Image of Observatories section

Abstract Chapter 17


Chapter 17 maps out the hospitals to be subjected to the recent central-government initiative (DM 21/06/2016), which introduces mandatory turnaround plans for Public Independent Hospitals and contains at least three major innovations. First, it focuses on the performance of individual hospitals, after years of near-exclusive attention to the system-wide performance of Regional Health Services. Second, it develops an algorithm to “normalize” hospital revenues so that they better reflect the quantity and mix of services provided. Third, it includes a set of thresholds in terms of volumes, quality and outcomes of care, thus operationalizing the principle whereby the need for a turnaround plan cannot be assessed solely on the basis of financial performance. The chapter presents a financial statement analysis of all 95 Public Independent Hospitals over the period 2012-15, using the Decree’s normalization technique to determine their revenues.
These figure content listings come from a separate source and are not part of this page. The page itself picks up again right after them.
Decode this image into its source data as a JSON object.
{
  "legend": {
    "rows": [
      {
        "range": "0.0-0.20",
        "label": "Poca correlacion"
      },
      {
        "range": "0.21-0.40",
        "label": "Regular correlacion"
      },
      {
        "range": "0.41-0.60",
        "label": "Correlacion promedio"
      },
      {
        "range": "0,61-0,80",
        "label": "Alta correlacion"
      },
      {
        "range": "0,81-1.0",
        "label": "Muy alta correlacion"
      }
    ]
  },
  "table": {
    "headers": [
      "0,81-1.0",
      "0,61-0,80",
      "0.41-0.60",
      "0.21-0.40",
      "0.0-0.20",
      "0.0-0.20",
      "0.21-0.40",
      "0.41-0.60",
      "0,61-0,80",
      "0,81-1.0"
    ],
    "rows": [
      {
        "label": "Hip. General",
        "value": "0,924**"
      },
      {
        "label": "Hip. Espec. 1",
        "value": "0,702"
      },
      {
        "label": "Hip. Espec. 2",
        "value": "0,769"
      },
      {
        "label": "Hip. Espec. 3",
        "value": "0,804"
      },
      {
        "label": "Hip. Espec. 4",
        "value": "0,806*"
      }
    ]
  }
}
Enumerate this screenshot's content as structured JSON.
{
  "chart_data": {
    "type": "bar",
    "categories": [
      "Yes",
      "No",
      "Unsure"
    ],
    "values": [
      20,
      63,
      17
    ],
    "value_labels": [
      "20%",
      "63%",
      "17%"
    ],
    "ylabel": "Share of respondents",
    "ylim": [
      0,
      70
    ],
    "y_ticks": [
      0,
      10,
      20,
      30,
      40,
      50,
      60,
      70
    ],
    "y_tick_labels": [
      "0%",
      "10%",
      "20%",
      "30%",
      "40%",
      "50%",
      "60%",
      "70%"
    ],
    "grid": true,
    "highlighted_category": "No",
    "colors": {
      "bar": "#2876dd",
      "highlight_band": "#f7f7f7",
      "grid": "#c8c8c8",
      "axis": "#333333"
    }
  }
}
To start with, the analysis reveals a large and unexpected variability in net income. In their published financial statements, most hospitals report net incomes of zero or near zero. However, this is largely due to the allocation of regional financial support. After normalizing the revenues, out of the 95 Public Independent Hospitals: 44 revealed a net income of or above zero; 32 a deficit within 20% of revenues; 19 a deficit exceeding 20% of revenues. Interestingly, most hospitals in this last group are located in those very regions that have been (or were at some stage) subjected to regional turnaround plans, which raises some doubts on the latter’s effectiveness. This variability in financial performance is largely due to staff costs, whose incidence on revenues varies significantly across hospitals. General service expenses (e.g. utilities, housekeeping, laundry) also show some variability. Supplies expenses, on the contrary, are relatively constant across hospitals. As for the balance sheet, the debt ratio has been constantly improving over time due to the combined effects of gradually smaller deficits and extensive national / regional covering of older retained losses. The relative age of fixed assets, on the contrary, has been constantly deteriorating.